Какие-нибудь буржуазные монополисты (а может быть, и зарубежные рабочие), вероятно, удивятся: что тут особенного? Однокомнатная квартира для одного человека. Нормальный минимум. А известно ли вышеупомянутым монополистам и вышеупомянутым рабочим, что у нас по 5–7 человек обитают на 12 метрах в коммунальной квартире? Тут и пожилые главы семейства, прародители, и супруги среднего возраста, и новобрачные, и подростки, и малые дети. Известно, все известно. Никто ни здесь, ни за рубежом моим восторгам удивляться не будет. Порой мне казались дивным сном и эта квартира, и финская мебель… Но приходили мои знакомые, льстиво хвалили мою обстановку и кафельную кухню, с нескрываемой завистью вздыхали, и я убеждалась, что не сплю, а пребываю в сказочной реальности. Смущало меня одно обстоятельство: расплата.
Честные, порядочные люди, кристальные души всех стран, читайте и негодуйте. Я сознавала, что расплачиваться не имею права, сознавала, что я должна предупредить и, конечно, предупрежу Альфского о том, кем и зачем я к нему прислана.
И вот при мысли о необходимости и неизбежности этого предупреждения меня охватывал глухой гнев, где-то даже не за порогом сознания, а в самом сознании поднимался темный наглый протест.

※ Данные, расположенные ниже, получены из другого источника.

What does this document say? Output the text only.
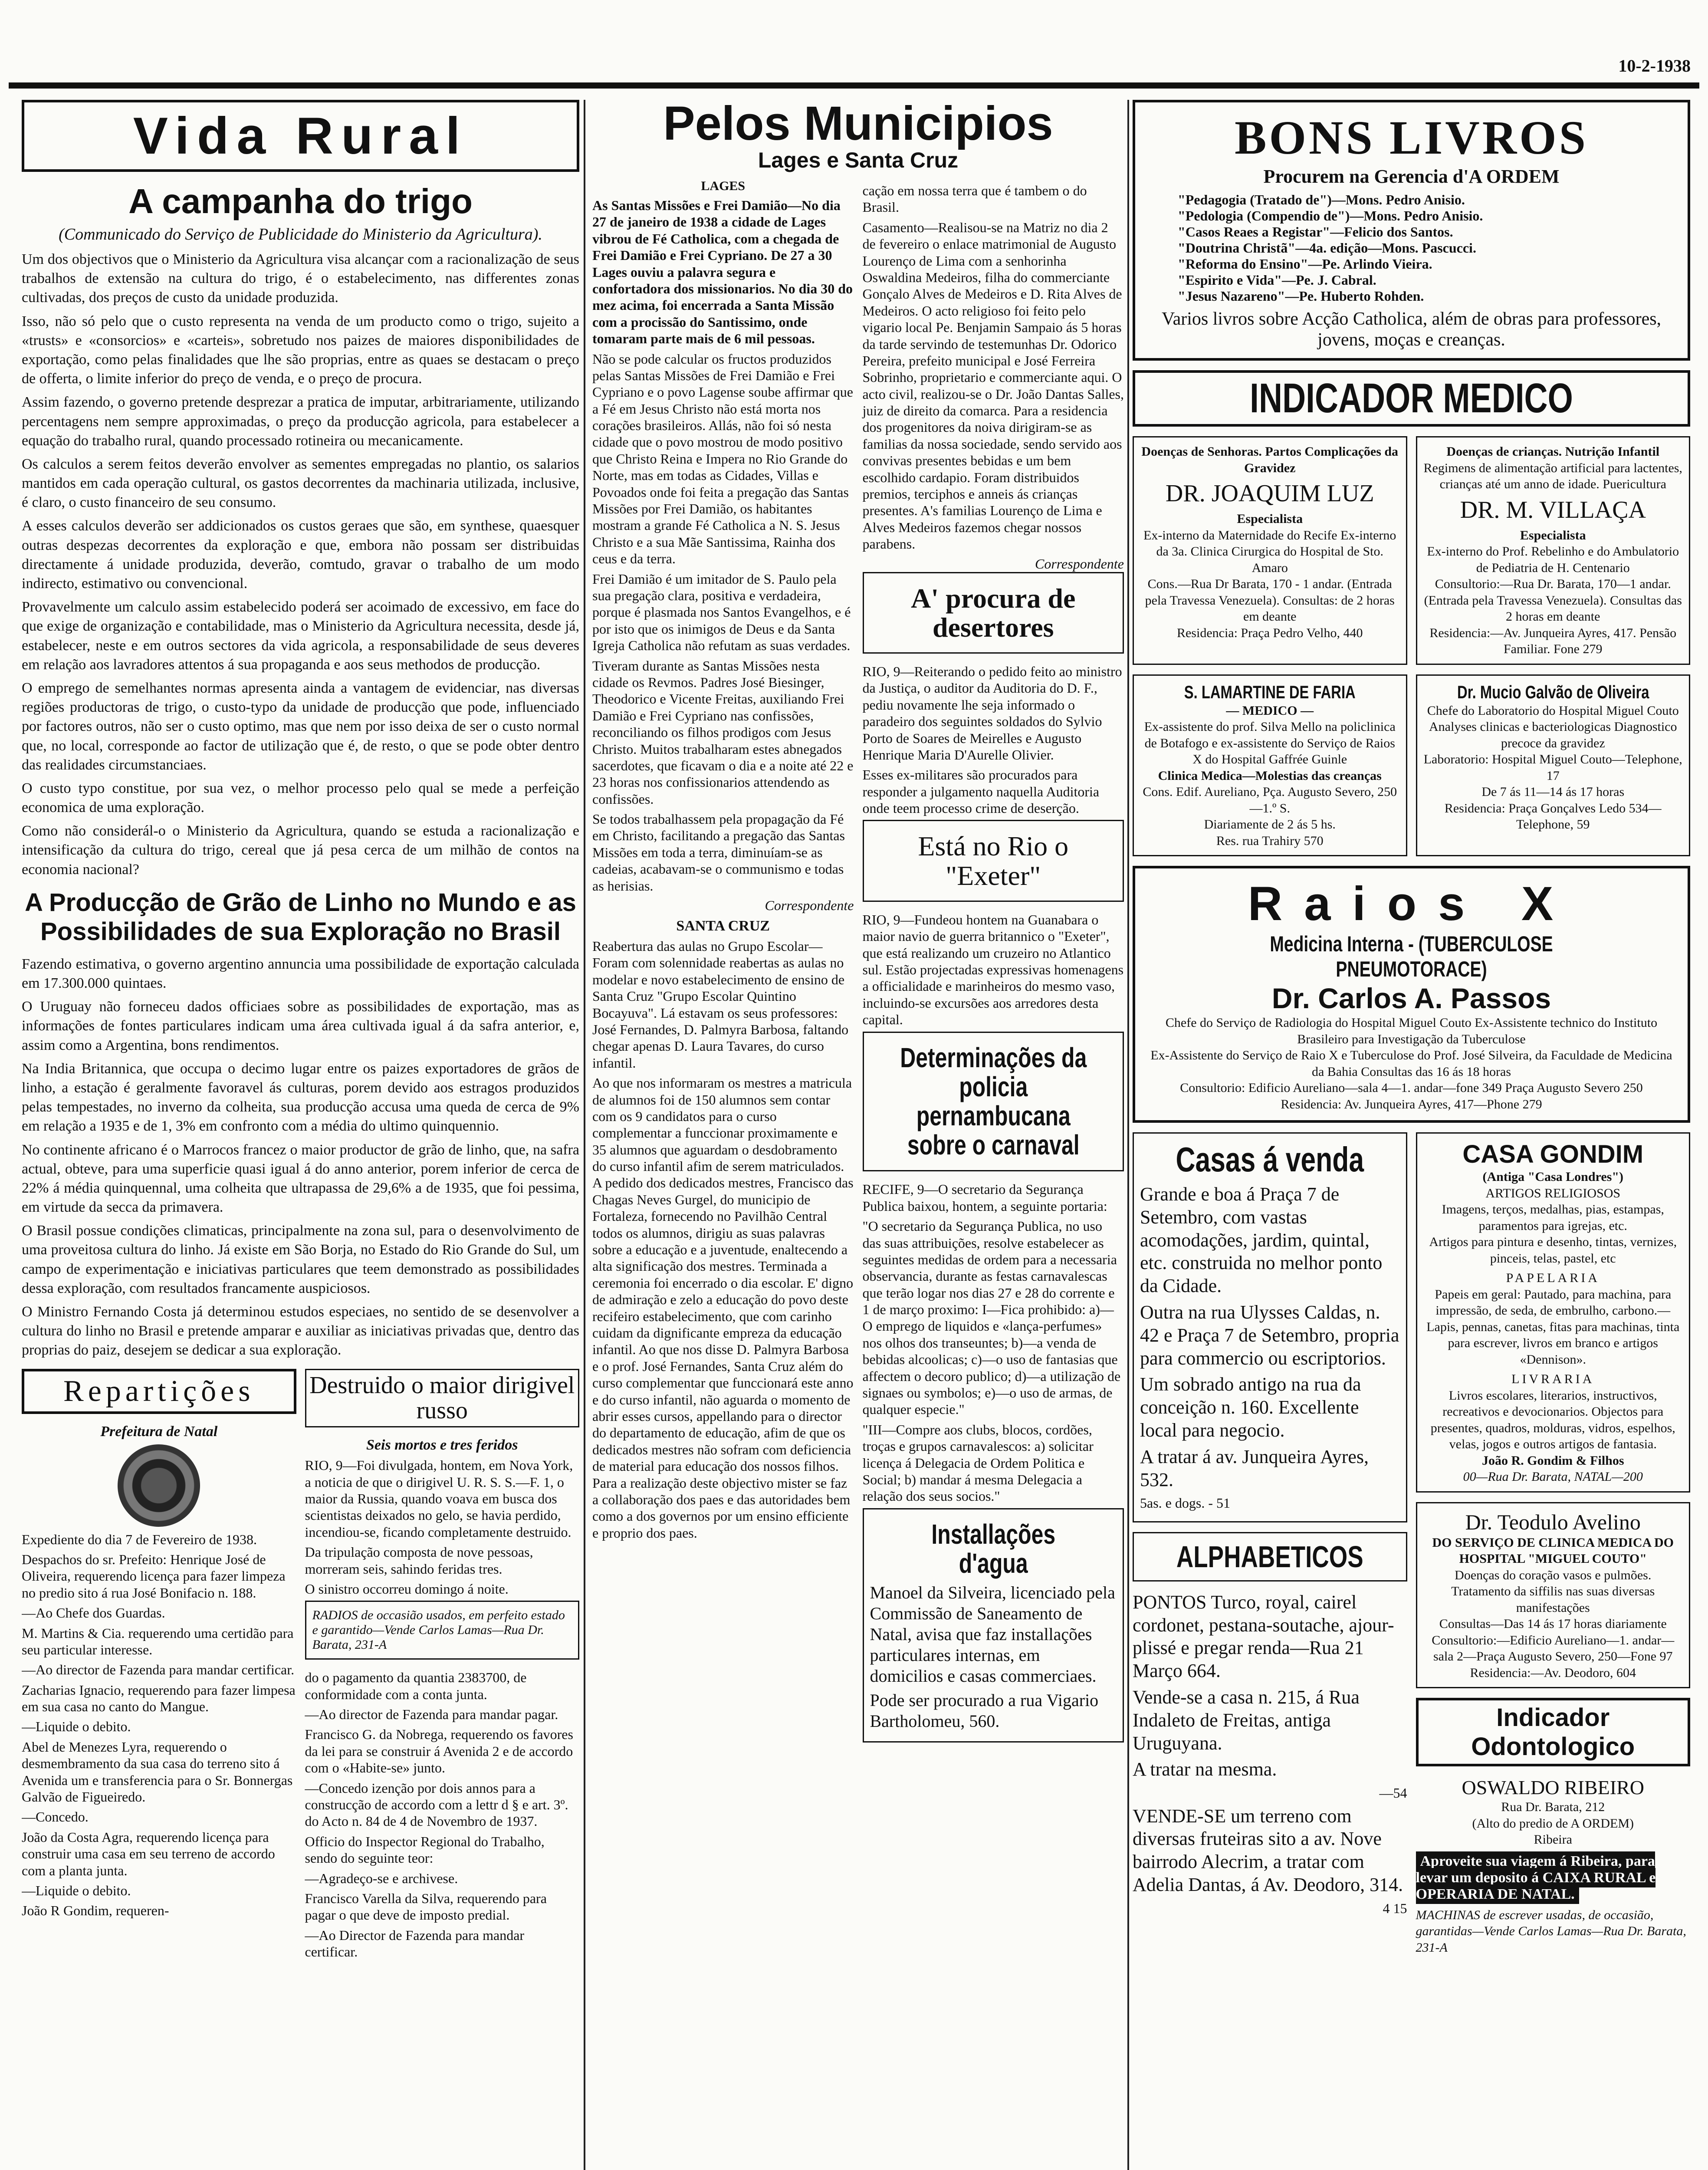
10-2-1938
Vida Rural
A campanha do trigo
(Communicado do Serviço de Publicidade do Ministerio da Agricultura).

Um dos objectivos que o Ministerio da Agricultura visa alcançar com a racionalização de seus trabalhos de extensão na cultura do trigo, é o estabelecimento, nas differentes zonas cultivadas, dos preços de custo da unidade produzida.

Isso, não só pelo que o custo representa na venda de um producto como o trigo, sujeito a «trusts» e «consorcios» e «carteis», sobretudo nos paizes de maiores disponibilidades de exportação, como pelas finalidades que lhe são proprias, entre as quaes se destacam o preço de offerta, o limite inferior do preço de venda, e o preço de procura.

Assim fazendo, o governo pretende desprezar a pratica de imputar, arbitrariamente, utilizando percentagens nem sempre approximadas, o preço da producção agricola, para estabelecer a equação do trabalho rural, quando processado rotineira ou mecanicamente.

Os calculos a serem feitos deverão envolver as sementes empregadas no plantio, os salarios mantidos em cada operação cultural, os gastos decorrentes da machinaria utilizada, inclusive, é claro, o custo financeiro de seu consumo.

A esses calculos deverão ser addicionados os custos geraes que são, em synthese, quaesquer outras despezas decorrentes da exploração e que, embora não possam ser distribuidas directamente á unidade produzida, deverão, comtudo, gravar o trabalho de um modo indirecto, estimativo ou convencional.

Provavelmente um calculo assim estabelecido poderá ser acoimado de excessivo, em face do que exige de organização e contabilidade, mas o Ministerio da Agricultura necessita, desde já, estabelecer, neste e em outros sectores da vida agricola, a responsabilidade de seus deveres em relação aos lavradores attentos á sua propaganda e aos seus methodos de producção.

O emprego de semelhantes normas apresenta ainda a vantagem de evidenciar, nas diversas regiões productoras de trigo, o custo-typo da unidade de producção que pode, influenciado por factores outros, não ser o custo optimo, mas que nem por isso deixa de ser o custo normal que, no local, corresponde ao factor de utilização que é, de resto, o que se pode obter dentro das realidades circumstanciaes.

O custo typo constitue, por sua vez, o melhor processo pelo qual se mede a perfeição economica de uma exploração.

Como não considerál-o o Ministerio da Agricultura, quando se estuda a racionalização e intensificação da cultura do trigo, cereal que já pesa cerca de um milhão de contos na economia nacional?

A Producção de Grão de Linho no Mundo e as Possibilidades de sua Exploração no Brasil

Fazendo estimativa, o governo argentino annuncia uma possibilidade de exportação calculada em 17.300.000 quintaes.

O Uruguay não forneceu dados officiaes sobre as possibilidades de exportação, mas as informações de fontes particulares indicam uma área cultivada igual á da safra anterior, e, assim como a Argentina, bons rendimentos.

Na India Britannica, que occupa o decimo lugar entre os paizes exportadores de grãos de linho, a estação é geralmente favoravel ás culturas, porem devido aos estragos produzidos pelas tempestades, no inverno da colheita, sua producção accusa uma queda de cerca de 9% em relação a 1935 e de 1, 3% em confronto com a média do ultimo quinquennio.

No continente africano é o Marrocos francez o maior productor de grão de linho, que, na safra actual, obteve, para uma superficie quasi igual á do anno anterior, porem inferior de cerca de 22% á média quinquennal, uma colheita que ultrapassa de 29,6% a de 1935, que foi pessima, em virtude da secca da primavera.

O Brasil possue condições climaticas, principalmente na zona sul, para o desenvolvimento de uma proveitosa cultura do linho. Já existe em São Borja, no Estado do Rio Grande do Sul, um campo de experimentação e iniciativas particulares que teem demonstrado as possibilidades dessa exploração, com resultados francamente auspiciosos.

O Ministro Fernando Costa já determinou estudos especiaes, no sentido de se desenvolver a cultura do linho no Brasil e pretende amparar e auxiliar as iniciativas privadas que, dentro das proprias do paiz, desejem se dedicar a sua exploração.

Repartições
Prefeitura de Natal

Expediente do dia 7 de Fevereiro de 1938.

Despachos do sr. Prefeito: Henrique José de Oliveira, requerendo licença para fazer limpeza no predio sito á rua José Bonifacio n. 188.

—Ao Chefe dos Guardas.

M. Martins & Cia. requerendo uma certidão para seu particular interesse.

—Ao director de Fazenda para mandar certificar.

Zacharias Ignacio, requerendo para fazer limpesa em sua casa no canto do Mangue.

—Liquide o debito.

Abel de Menezes Lyra, requerendo o desmembramento da sua casa do terreno sito á Avenida um e transferencia para o Sr. Bonnergas Galvão de Figueiredo.

—Concedo.

João da Costa Agra, requerendo licença para construir uma casa em seu terreno de accordo com a planta junta.

—Liquide o debito.

João R Gondim, requeren-

Destruido o maior dirigivel russo
Seis mortos e tres feridos

RIO, 9—Foi divulgada, hontem, em Nova York, a noticia de que o dirigivel U. R. S. S.—F. 1, o maior da Russia, quando voava em busca dos scientistas deixados no gelo, se havia perdido, incendiou-se, ficando completamente destruido.

Da tripulação composta de nove pessoas, morreram seis, sahindo feridas tres.

O sinistro occorreu domingo á noite.

RADIOS de occasião usados, em perfeito estado e garantido—Vende Carlos Lamas—Rua Dr. Barata, 231-A

do o pagamento da quantia 2383700, de conformidade com a conta junta.

—Ao director de Fazenda para mandar pagar.

Francisco G. da Nobrega, requerendo os favores da lei para se construir á Avenida 2 e de accordo com o «Habite-se» junto.

—Concedo izenção por dois annos para a construcção de accordo com a lettr d § e art. 3º. do Acto n. 84 de 4 de Novembro de 1937.

Officio do Inspector Regional do Trabalho, sendo do seguinte teor:

—Agradeço-se e archivese.

Francisco Varella da Silva, requerendo para pagar o que deve de imposto predial.

—Ao Director de Fazenda para mandar certificar.

Pelos Municipios
Lages e Santa Cruz
LAGES

As Santas Missões e Frei Damião—No dia 27 de janeiro de 1938 a cidade de Lages vibrou de Fé Catholica, com a chegada de Frei Damião e Frei Cypriano. De 27 a 30 Lages ouviu a palavra segura e confortadora dos missionarios. No dia 30 do mez acima, foi encerrada a Santa Missão com a procissão do Santissimo, onde tomaram parte mais de 6 mil pessoas.

Não se pode calcular os fructos produzidos pelas Santas Missões de Frei Damião e Frei Cypriano e o povo Lagense soube affirmar que a Fé em Jesus Christo não está morta nos corações brasileiros. Allás, não foi só nesta cidade que o povo mostrou de modo positivo que Christo Reina e Impera no Rio Grande do Norte, mas em todas as Cidades, Villas e Povoados onde foi feita a pregação das Santas Missões por Frei Damião, os habitantes mostram a grande Fé Catholica a N. S. Jesus Christo e a sua Mãe Santissima, Rainha dos ceus e da terra.

Frei Damião é um imitador de S. Paulo pela sua pregação clara, positiva e verdadeira, porque é plasmada nos Santos Evangelhos, e é por isto que os inimigos de Deus e da Santa Igreja Catholica não refutam as suas verdades.

Tiveram durante as Santas Missões nesta cidade os Revmos. Padres José Biesinger, Theodorico e Vicente Freitas, auxiliando Frei Damião e Frei Cypriano nas confissões, reconciliando os filhos prodigos com Jesus Christo. Muitos trabalharam estes abnegados sacerdotes, que ficavam o dia e a noite até 22 e 23 horas nos confissionarios attendendo as confissões.

Se todos trabalhassem pela propagação da Fé em Christo, facilitando a pregação das Santas Missões em toda a terra, diminuíam-se as cadeias, acabavam-se o communismo e todas as herisias.

Correspondente
SANTA CRUZ

Reabertura das aulas no Grupo Escolar—Foram com solennidade reabertas as aulas no modelar e novo estabelecimento de ensino de Santa Cruz "Grupo Escolar Quintino Bocayuva". Lá estavam os seus professores: José Fernandes, D. Palmyra Barbosa, faltando chegar apenas D. Laura Tavares, do curso infantil.

Ao que nos informaram os mestres a matricula de alumnos foi de 150 alumnos sem contar com os 9 candidatos para o curso complementar a funccionar proximamente e 35 alumnos que aguardam o desdobramento do curso infantil afim de serem matriculados. A pedido dos dedicados mestres, Francisco das Chagas Neves Gurgel, do municipio de Fortaleza, fornecendo no Pavilhão Central todos os alumnos, dirigiu as suas palavras sobre a educação e a juventude, enaltecendo a alta significação dos mestres. Terminada a ceremonia foi encerrado o dia escolar. E' digno de admiração e zelo a educação do povo deste recifeiro estabelecimento, que com carinho cuidam da dignificante empreza da educação infantil. Ao que nos disse D. Palmyra Barbosa e o prof. José Fernandes, Santa Cruz além do curso complementar que funccionará este anno e do curso infantil, não aguarda o momento de abrir esses cursos, appellando para o director do departamento de educação, afim de que os dedicados mestres não sofram com deficiencia de material para educação dos nossos filhos. Para a realização deste objectivo mister se faz a collaboração dos paes e das autoridades bem como a dos governos por um ensino efficiente e proprio dos paes.

cação em nossa terra que é tambem o do Brasil.

Casamento—Realisou-se na Matriz no dia 2 de fevereiro o enlace matrimonial de Augusto Lourenço de Lima com a senhorinha Oswaldina Medeiros, filha do commerciante Gonçalo Alves de Medeiros e D. Rita Alves de Medeiros. O acto religioso foi feito pelo vigario local Pe. Benjamin Sampaio ás 5 horas da tarde servindo de testemunhas Dr. Odorico Pereira, prefeito municipal e José Ferreira Sobrinho, proprietario e commerciante aqui. O acto civil, realizou-se o Dr. João Dantas Salles, juiz de direito da comarca. Para a residencia dos progenitores da noiva dirigiram-se as familias da nossa sociedade, sendo servido aos convivas presentes bebidas e um bem escolhido cardapio. Foram distribuidos premios, terciphos e anneis ás crianças presentes. A's familias Lourenço de Lima e Alves Medeiros fazemos chegar nossos parabens.

Correspondente
A' procura de desertores

RIO, 9—Reiterando o pedido feito ao ministro da Justiça, o auditor da Auditoria do D. F., pediu novamente lhe seja informado o paradeiro dos seguintes soldados do Sylvio Porto de Soares de Meirelles e Augusto Henrique Maria D'Aurelle Olivier.

Esses ex-militares são procurados para responder a julgamento naquella Auditoria onde teem processo crime de deserção.

Está no Rio o "Exeter"

RIO, 9—Fundeou hontem na Guanabara o maior navio de guerra britannico o "Exeter", que está realizando um cruzeiro no Atlantico sul. Estão projectadas expressivas homenagens a officialidade e marinheiros do mesmo vaso, incluindo-se excursões aos arredores desta capital.

Determinações da policia pernambucana sobre o carnaval

RECIFE, 9—O secretario da Segurança Publica baixou, hontem, a seguinte portaria:

"O secretario da Segurança Publica, no uso das suas attribuições, resolve estabelecer as seguintes medidas de ordem para a necessaria observancia, durante as festas carnavalescas que terão logar nos dias 27 e 28 do corrente e 1 de março proximo: I—Fica prohibido: a)—O emprego de liquidos e «lança-perfumes» nos olhos dos transeuntes; b)—a venda de bebidas alcoolicas; c)—o uso de fantasias que affectem o decoro publico; d)—a utilização de signaes ou symbolos; e)—o uso de armas, de qualquer especie."

"III—Compre aos clubs, blocos, cordões, troças e grupos carnavalescos: a) solicitar licença á Delegacia de Ordem Politica e Social; b) mandar á mesma Delegacia a relação dos seus socios."

Installações d'agua

Manoel da Silveira, licenciado pela Commissão de Saneamento de Natal, avisa que faz installações particulares internas, em domicilios e casas commerciaes.

Pode ser procurado a rua Vigario Bartholomeu, 560.

BONS LIVROS
Procurem na Gerencia d'A ORDEM
"Pedagogia (Tratado de")—Mons. Pedro Anisio.
"Pedologia (Compendio de")—Mons. Pedro Anisio.
"Casos Reaes a Registar"—Felicio dos Santos.
"Doutrina Christã"—4a. edição—Mons. Pascucci.
"Reforma do Ensino"—Pe. Arlindo Vieira.
"Espirito e Vida"—Pe. J. Cabral.
"Jesus Nazareno"—Pe. Huberto Rohden.
Varios livros sobre Acção Catholica, além de obras para professores, jovens, moças e creanças.
INDICADOR MEDICO
Doenças de Senhoras. Partos Complicações da Gravidez
DR. JOAQUIM LUZ
Especialista
Ex-interno da Maternidade do Recife Ex-interno da 3a. Clinica Cirurgica do Hospital de Sto. Amaro
Cons.—Rua Dr Barata, 170 - 1 andar. (Entrada pela Travessa Venezuela). Consultas: de 2 horas em deante
Residencia: Praça Pedro Velho, 440
Doenças de crianças. Nutrição Infantil
Regimens de alimentação artificial para lactentes, crianças até um anno de idade. Puericultura
DR. M. VILLAÇA
Especialista
Ex-interno do Prof. Rebelinho e do Ambulatorio de Pediatria de H. Centenario
Consultorio:—Rua Dr. Barata, 170—1 andar. (Entrada pela Travessa Venezuela). Consultas das 2 horas em deante
Residencia:—Av. Junqueira Ayres, 417. Pensão Familiar. Fone 279
S. LAMARTINE DE FARIA
— MEDICO —
Ex-assistente do prof. Silva Mello na policlinica de Botafogo e ex-assistente do Serviço de Raios X do Hospital Gaffrée Guinle
Clinica Medica—Molestias das creanças
Cons. Edif. Aureliano, Pça. Augusto Severo, 250—1.º S.
Diariamente de 2 ás 5 hs.
Res. rua Trahiry 570
Dr. Mucio Galvão de Oliveira
Chefe do Laboratorio do Hospital Miguel Couto
Analyses clinicas e bacteriologicas Diagnostico precoce da gravidez
Laboratorio: Hospital Miguel Couto—Telephone, 17
De 7 ás 11—14 ás 17 horas
Residencia: Praça Gonçalves Ledo 534—Telephone, 59
Raios X
Medicina Interna - (TUBERCULOSE PNEUMOTORACE)
Dr. Carlos A. Passos
Chefe do Serviço de Radiologia do Hospital Miguel Couto Ex-Assistente technico do Instituto Brasileiro para Investigação da Tuberculose
Ex-Assistente do Serviço de Raio X e Tuberculose do Prof. José Silveira, da Faculdade de Medicina da Bahia Consultas das 16 ás 18 horas
Consultorio: Edificio Aureliano—sala 4—1. andar—fone 349 Praça Augusto Severo 250
Residencia: Av. Junqueira Ayres, 417—Phone 279
Casas á venda

Grande e boa á Praça 7 de Setembro, com vastas acomodações, jardim, quintal, etc. construida no melhor ponto da Cidade.

Outra na rua Ulysses Caldas, n. 42 e Praça 7 de Setembro, propria para commercio ou escriptorios.

Um sobrado antigo na rua da conceição n. 160. Excellente local para negocio.

A tratar á av. Junqueira Ayres, 532.

5as. e dogs. - 51

ALPHABETICOS

PONTOS Turco, royal, cairel cordonet, pestana-soutache, ajour-plissé e pregar renda—Rua 21 Março 664.

Vende-se a casa n. 215, á Rua Indaleto de Freitas, antiga Uruguyana.

A tratar na mesma.

—54

VENDE-SE um terreno com diversas fruteiras sito a av. Nove bairrodo Alecrim, a tratar com Adelia Dantas, á Av. Deodoro, 314.

4 15

CASA GONDIM
(Antiga "Casa Londres")
ARTIGOS RELIGIOSOS
Imagens, terços, medalhas, pias, estampas, paramentos para igrejas, etc.
Artigos para pintura e desenho, tintas, vernizes, pinceis, telas, pastel, etc
PAPELARIA
Papeis em geral: Pautado, para machina, para impressão, de seda, de embrulho, carbono.—Lapis, pennas, canetas, fitas para machinas, tinta para escrever, livros em branco e artigos «Dennison».
LIVRARIA
Livros escolares, literarios, instructivos, recreativos e devocionarios. Objectos para presentes, quadros, molduras, vidros, espelhos, velas, jogos e outros artigos de fantasia.
João R. Gondim & Filhos
00—Rua Dr. Barata, NATAL—200
Dr. Teodulo Avelino
DO SERVIÇO DE CLINICA MEDICA DO HOSPITAL "MIGUEL COUTO"
Doenças do coração vasos e pulmões.
Tratamento da siffilis nas suas diversas manifestações
Consultas—Das 14 ás 17 horas diariamente
Consultorio:—Edificio Aureliano—1. andar—sala 2—Praça Augusto Severo, 250—Fone 97
Residencia:—Av. Deodoro, 604
Indicador
Odontologico
OSWALDO RIBEIRO
Rua Dr. Barata, 212
(Alto do predio de A ORDEM)
Ribeira
Aproveite sua viagem á Ribeira, para levar um deposito á CAIXA RURAL e OPERARIA DE NATAL.
MACHINAS de escrever usadas, de occasião, garantidas—Vende Carlos Lamas—Rua Dr. Barata, 231-A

— Я ненавижу вас, ненавижу каждой каплей крови, каждой клеткой… Но почему я должна сейчас жертвовать собой во имя какого-то категорического императива? Почему я должна соблюдать некую принципиальную честность? Заговор (если он существует) все равно провалится. Он не имеет никакой почвы под собой. Массы запуганы, задавлены. У них нет ни идей, ни верований, ни вождя, ни оружия. А главное, нет охоты к восстаниям, к борьбе. Тупо, инстинктивно они ощущают недовольство. Они не прочь бы от перемены. Но пусть кто-то другой, какие-то сильные группы или сильные люди добудут эту перемену. А потом массы, пожалуй, и хлынут за этими людьми, особенно если у этих людей будут хлеб и танки. Словом, заговор провалится. У заговорщиков нет ничего существенного. Ни войска, ни новой догмы, ни черта у них нет. Чего же ради я обреку себя на гибель вместе с ними? Дорога мне указана — сообщать каждую мелочь с комментариями и без… Мне дан аванс, в наших условиях и при нашей нужде — огромный. А если я проявлю усердие, внимательность, бдительность, то удача самая блистательная, потрясающая, хотя бы на склоне лет, мне обеспечена. А возможность печататься? Благородством писательского слова компенсирую подлость деяния человека.
Вижу, со всеми подробностями вижу, как белоручки и чистоплюи брезгливо отбрасывают этот человеческий документ. И я с полным правом могу спросить их: добродетельные, пассивные подлецы, чем вы, собственно говоря, возмущаетесь?
Вы не предавали заговорщиков?
Вы не занимались доносами?
И это вы считаете заоблачной моральной вершиной?
А кто трусливо перебегал на другую сторону улицы, встретившись с другом, вернувшимся оттуда?
Кто отрекался или полуотрекался от кровных родных, от мужей, от жен, от детей, попавших в когти, всем известные?